A luta contra a corrupção deve se pautar pelo respeito à lei. Do contrário, em vez de Justiça, teremos apenas justiçamento, cuja realização se presta somente a aplacar a indignação da gente comum, cria insegurança permanente e serve à demagogia em detrimento da democracia. Assim, é preciso observar com cautela algumas das medidas anticorrupção encaminhadas pelo Ministério Público Federal ao Congresso.
O Estado noticiou que os parlamentares da comissão especial que analisa essas medidas articulam mudanças em quatro pontos, a saber: a criminalização do caixa 2, o aumento da pena por corrupção, a possibilidade de que provas obtidas de forma ilícita sejam consideradas válidas se forem colhidas de boa-fé e a possibilidade de prisão preventiva para recuperar dinheiro desviado.
Não se pode condenar quem veja na movimentação dos deputados alguma tramoia para sabotar a iniciativa saneadora do Ministério Público. Afinal, não seria a primeira vez que parlamentares se utilizam de seus mandatos para criar embaraços a qualquer tentativa de moralizar a política. No entanto, é preciso observar que em ao menos dois dos casos levantados na reportagem os deputados têm alguma razão.
No que diz respeito ao caixa 2, alguns parlamentares se queixam de que o projeto do Ministério Público igualou a doação de recursos não contabilizados ao pagamento de propina. O texto responsabiliza o partido que “utilizar, para fins eleitorais, bens, direitos ou valores provenientes de infração penal, de fontes de recursos vedadas pela legislação eleitoral ou que não tenham sido contabilizados na forma exigida pela legislação”. O problema é que há vezes em que o partido não tem conhecimento de que a doação eleitoral é oriunda de caixa 2 do doador ou fruto de corrupção, situação em que não se pode falar em crime. O partido pode, sim, receber dinheiro de boa-fé. Também só é possível enquadrar a doação desse tipo de recurso como propina se ficar provado que o partido ofereceu alguma contrapartida a seu financiador.

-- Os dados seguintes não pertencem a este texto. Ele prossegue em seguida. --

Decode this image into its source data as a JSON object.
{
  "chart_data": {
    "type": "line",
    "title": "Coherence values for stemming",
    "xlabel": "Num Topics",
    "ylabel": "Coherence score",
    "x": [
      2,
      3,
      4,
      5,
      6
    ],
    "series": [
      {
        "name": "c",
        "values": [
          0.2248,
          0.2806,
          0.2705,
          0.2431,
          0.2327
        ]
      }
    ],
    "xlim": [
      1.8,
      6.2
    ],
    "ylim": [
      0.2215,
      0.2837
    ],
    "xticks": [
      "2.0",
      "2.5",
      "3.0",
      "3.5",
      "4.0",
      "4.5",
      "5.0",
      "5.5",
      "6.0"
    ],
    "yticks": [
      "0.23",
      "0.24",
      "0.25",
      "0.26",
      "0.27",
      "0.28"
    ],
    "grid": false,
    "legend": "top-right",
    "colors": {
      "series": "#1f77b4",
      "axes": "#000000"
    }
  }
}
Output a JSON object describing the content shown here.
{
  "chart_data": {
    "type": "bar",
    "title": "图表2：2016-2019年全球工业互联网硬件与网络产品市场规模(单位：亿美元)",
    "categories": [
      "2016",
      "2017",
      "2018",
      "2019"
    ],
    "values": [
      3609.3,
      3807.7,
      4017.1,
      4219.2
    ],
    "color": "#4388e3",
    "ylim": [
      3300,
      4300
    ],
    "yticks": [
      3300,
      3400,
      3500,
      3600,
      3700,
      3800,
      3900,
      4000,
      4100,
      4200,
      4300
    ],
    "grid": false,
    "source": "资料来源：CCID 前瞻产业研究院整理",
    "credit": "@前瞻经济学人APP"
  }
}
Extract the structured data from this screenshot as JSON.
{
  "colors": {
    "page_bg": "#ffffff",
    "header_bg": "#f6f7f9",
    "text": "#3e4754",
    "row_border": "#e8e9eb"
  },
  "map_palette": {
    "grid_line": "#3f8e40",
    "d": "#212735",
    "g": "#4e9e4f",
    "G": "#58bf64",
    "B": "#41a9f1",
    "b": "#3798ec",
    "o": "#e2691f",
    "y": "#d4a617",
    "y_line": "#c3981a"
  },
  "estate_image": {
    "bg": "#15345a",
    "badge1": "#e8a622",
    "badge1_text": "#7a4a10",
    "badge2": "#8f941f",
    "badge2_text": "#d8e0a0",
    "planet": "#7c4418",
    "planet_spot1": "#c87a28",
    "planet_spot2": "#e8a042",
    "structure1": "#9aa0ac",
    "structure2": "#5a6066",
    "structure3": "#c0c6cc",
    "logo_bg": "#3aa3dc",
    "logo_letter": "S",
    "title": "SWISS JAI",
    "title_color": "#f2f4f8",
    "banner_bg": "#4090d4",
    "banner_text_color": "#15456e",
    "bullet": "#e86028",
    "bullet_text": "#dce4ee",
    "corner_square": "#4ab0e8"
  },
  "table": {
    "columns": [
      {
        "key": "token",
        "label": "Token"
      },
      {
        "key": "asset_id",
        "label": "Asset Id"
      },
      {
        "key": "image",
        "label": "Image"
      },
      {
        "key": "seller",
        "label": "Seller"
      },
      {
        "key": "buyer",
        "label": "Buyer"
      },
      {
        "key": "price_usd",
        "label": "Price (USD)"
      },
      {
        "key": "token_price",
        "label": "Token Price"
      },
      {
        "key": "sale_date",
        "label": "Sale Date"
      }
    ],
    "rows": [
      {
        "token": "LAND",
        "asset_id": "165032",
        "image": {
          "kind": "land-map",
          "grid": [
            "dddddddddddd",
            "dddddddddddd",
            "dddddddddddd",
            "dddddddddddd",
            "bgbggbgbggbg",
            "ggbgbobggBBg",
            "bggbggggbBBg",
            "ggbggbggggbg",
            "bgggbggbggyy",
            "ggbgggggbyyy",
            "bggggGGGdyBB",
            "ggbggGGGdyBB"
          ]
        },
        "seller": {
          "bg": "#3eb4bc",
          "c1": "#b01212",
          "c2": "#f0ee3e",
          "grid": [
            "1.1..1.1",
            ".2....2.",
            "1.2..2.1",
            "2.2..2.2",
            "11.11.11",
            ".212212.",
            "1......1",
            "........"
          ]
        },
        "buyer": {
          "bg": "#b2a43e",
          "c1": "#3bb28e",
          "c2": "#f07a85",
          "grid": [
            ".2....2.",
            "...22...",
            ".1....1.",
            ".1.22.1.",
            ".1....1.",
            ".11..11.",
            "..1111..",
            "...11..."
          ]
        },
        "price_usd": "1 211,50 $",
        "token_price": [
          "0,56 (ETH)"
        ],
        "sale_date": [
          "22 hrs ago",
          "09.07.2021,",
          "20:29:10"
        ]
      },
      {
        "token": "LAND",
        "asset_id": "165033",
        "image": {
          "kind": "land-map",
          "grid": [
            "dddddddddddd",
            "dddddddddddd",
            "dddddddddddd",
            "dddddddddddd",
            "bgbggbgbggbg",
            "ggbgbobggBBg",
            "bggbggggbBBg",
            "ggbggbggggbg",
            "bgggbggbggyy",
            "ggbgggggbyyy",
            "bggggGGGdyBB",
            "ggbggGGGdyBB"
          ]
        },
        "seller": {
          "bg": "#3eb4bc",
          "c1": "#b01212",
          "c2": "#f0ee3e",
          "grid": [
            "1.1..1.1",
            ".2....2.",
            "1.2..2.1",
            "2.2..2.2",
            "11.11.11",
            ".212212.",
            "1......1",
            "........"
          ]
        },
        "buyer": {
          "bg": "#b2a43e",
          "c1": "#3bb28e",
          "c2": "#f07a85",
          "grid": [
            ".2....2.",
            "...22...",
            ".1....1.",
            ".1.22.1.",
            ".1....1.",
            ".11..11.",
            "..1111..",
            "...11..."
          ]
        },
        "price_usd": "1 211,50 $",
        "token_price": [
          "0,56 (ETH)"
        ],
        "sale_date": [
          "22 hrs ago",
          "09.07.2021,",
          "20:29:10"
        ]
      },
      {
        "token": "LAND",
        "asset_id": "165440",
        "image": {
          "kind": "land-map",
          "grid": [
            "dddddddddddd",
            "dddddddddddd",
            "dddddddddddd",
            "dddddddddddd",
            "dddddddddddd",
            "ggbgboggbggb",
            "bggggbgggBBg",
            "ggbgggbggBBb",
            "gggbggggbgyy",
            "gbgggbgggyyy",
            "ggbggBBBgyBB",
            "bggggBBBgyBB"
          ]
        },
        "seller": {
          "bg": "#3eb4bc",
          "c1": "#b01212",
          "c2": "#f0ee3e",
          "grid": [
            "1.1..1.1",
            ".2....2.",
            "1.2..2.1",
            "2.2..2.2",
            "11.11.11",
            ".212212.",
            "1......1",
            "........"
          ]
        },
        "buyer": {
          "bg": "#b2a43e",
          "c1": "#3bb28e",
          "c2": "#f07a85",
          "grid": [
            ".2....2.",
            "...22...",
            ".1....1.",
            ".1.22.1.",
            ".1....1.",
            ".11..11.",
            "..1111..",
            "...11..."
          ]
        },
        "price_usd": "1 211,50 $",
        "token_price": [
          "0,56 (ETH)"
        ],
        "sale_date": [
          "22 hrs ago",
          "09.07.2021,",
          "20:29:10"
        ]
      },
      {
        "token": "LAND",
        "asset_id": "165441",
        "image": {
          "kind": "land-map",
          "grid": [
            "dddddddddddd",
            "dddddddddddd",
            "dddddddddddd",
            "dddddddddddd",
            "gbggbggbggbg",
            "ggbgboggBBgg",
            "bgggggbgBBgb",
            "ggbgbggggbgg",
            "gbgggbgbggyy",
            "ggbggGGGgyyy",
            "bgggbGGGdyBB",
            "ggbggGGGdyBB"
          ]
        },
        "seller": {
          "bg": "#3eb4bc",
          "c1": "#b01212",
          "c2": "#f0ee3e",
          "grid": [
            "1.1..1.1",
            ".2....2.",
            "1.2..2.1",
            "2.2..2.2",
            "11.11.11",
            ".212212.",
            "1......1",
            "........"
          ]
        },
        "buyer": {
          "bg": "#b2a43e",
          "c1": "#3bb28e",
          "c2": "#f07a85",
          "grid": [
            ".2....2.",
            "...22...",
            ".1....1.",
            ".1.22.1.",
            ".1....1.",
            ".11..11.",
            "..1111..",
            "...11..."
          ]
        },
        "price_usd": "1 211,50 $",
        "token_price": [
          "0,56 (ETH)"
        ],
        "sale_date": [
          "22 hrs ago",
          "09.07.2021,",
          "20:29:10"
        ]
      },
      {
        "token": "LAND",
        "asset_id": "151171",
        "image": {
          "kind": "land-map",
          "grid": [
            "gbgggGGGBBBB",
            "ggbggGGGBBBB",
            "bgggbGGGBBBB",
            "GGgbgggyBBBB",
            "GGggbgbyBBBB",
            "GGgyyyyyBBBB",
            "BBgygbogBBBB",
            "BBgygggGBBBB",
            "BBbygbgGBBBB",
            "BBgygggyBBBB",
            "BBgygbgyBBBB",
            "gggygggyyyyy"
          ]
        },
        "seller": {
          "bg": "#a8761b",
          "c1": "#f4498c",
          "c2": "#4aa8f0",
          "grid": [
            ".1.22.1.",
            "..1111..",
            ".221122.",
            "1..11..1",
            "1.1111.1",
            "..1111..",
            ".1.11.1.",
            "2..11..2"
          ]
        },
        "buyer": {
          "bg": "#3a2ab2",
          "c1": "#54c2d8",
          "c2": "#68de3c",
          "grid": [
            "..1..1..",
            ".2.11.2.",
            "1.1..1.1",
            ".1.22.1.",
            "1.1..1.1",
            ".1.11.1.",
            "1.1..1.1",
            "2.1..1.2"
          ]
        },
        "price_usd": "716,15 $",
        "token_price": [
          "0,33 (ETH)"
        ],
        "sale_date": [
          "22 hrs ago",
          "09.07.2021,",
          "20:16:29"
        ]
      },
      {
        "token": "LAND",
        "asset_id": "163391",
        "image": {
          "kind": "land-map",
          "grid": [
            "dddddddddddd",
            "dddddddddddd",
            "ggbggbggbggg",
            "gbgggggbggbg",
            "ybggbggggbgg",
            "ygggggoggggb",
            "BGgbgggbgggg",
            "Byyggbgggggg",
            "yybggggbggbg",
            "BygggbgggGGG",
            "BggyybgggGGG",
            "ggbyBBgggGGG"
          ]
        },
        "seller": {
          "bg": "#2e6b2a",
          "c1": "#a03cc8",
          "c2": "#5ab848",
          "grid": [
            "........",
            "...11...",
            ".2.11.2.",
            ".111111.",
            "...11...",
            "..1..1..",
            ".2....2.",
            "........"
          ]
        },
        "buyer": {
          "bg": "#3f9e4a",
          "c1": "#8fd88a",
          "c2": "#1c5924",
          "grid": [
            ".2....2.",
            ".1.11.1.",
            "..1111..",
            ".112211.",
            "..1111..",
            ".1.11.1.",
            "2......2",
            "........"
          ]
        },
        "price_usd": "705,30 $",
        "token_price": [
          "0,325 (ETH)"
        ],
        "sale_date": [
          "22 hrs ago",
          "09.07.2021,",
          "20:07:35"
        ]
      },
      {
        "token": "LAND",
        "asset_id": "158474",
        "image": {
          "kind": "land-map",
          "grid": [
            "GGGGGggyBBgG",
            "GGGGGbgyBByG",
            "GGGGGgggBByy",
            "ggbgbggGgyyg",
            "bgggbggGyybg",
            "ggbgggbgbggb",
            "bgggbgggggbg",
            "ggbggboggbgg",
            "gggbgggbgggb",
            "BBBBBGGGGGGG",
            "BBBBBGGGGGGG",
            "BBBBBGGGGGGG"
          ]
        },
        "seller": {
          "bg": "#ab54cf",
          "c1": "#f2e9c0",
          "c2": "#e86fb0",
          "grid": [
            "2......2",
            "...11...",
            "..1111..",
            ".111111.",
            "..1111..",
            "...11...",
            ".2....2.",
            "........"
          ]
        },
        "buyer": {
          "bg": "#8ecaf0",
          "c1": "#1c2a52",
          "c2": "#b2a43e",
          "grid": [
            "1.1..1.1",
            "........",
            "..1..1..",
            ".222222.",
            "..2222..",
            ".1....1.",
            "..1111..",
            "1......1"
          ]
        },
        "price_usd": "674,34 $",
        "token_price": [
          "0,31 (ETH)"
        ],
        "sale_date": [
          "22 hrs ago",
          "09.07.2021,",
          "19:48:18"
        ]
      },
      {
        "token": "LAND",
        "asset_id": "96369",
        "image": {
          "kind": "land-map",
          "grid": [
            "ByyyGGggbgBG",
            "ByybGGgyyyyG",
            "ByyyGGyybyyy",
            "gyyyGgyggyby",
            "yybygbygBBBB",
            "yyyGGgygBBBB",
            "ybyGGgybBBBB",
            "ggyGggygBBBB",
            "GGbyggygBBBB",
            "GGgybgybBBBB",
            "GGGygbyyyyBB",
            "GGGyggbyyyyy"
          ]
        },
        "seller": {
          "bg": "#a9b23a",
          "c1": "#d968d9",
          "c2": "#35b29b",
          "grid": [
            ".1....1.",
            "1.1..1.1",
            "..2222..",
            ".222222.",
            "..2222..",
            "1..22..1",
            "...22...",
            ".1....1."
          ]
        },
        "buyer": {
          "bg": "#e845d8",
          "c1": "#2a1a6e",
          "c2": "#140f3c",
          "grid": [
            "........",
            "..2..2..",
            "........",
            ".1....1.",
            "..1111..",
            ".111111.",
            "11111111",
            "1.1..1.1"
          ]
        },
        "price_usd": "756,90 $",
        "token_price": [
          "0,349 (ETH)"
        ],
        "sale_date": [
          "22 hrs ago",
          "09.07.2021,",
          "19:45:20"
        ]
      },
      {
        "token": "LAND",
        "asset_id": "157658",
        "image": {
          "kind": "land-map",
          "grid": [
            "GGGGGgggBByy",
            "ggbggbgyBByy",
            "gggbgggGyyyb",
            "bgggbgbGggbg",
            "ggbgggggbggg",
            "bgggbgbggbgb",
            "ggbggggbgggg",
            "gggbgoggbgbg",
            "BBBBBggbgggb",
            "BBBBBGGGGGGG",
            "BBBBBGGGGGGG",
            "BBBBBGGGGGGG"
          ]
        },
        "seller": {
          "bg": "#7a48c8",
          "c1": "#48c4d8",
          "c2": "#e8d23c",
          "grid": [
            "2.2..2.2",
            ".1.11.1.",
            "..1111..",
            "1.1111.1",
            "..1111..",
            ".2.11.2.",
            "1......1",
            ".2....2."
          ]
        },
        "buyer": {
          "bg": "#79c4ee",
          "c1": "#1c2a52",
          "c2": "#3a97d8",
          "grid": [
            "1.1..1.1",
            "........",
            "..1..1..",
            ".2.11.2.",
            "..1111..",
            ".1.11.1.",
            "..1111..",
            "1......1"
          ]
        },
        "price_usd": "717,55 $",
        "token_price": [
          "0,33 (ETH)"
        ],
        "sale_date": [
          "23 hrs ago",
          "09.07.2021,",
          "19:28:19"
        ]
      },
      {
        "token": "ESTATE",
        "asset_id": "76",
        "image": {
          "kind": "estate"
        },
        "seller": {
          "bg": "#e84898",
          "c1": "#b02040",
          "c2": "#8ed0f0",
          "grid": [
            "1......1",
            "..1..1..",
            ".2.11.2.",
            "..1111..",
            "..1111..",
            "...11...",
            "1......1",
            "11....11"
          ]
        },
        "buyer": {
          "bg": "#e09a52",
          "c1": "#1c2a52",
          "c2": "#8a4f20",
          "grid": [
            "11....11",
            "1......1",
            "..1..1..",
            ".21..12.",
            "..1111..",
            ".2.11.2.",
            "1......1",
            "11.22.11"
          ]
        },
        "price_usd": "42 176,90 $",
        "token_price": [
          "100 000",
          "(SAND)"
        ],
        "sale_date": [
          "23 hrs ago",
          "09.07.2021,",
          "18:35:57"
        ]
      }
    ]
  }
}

Esses cuidados são necessários porque muitos empresários pilhados em corrupção pretendem fazer crer que todos os políticos e partidos a quem doaram recursos eleitorais são igualmente corruptos. Sua defesa jurídica e seu anteparo moral é alegar que existe no Brasil um “sistema” em que não é possível fazer negócios sem emporcalhar as mãos – o que é falso.
Outro aspecto das medidas anticorrupção apresentadas pelo Ministério Público que mereceu reparos de parlamentares foi o que exclui a ilicitude de provas quando “o agente público houver obtido a prova de boa-fé ou por erro escusável, assim entendida a existência ou inexistência de circunstância ou fato que o levou a crer que a diligência estava legalmente amparada”. Ou seja, os procuradores querem que a prova seja válida mesmo se tiver sido colhida de forma ilegal, em razão da “boa-fé” de quem a colheu.
Ora, nem é preciso muito esforço para perceber os riscos embutidos em tal proposta. O bom direito não acolhe o argumento da boa-fé na colheita de provas acusatórias de maneira ilegal. Do acusador, dada a gravidade das consequências de seus atos, é exigido mais que boa-fé – dele exige-se completa lisura nas intenções e nos atos. O juiz Sérgio Moro, em audiência na Câmara dos Deputados, defendeu a ideia dos procuradores, dando o exemplo de um policial que “não quis cometer um ilícito ao coletar aquela prova, mas se equivocou de boa-fé”.
O artigo 5.º da Constituição, em seu inciso LVI, diz que “são inadmissíveis, no processo, as provas obtidas por meios ilícitos”. O mesmo artigo classifica como invioláveis a intimidade, a vida privada, a honra, a imagem, o domicílio e a correspondência dos indivíduos, salvo, neste último caso, com ordem judicial. Logo, não é possível falar em aceitação de prova obtida por meio ilícito sem, com isso, afrontar a Constituição.
Sérgio Moro e os procuradores da Lava Jato estão honestamente empenhados em combater a corrupção no Brasil, e os excelentes resultados até aqui justificam todo o respeito e a admiração que o País lhes dedica. No entanto, a luta contra os parasitas do Estado, por mais justa e popular que seja, só será legítima se resistir à tentação autoritária.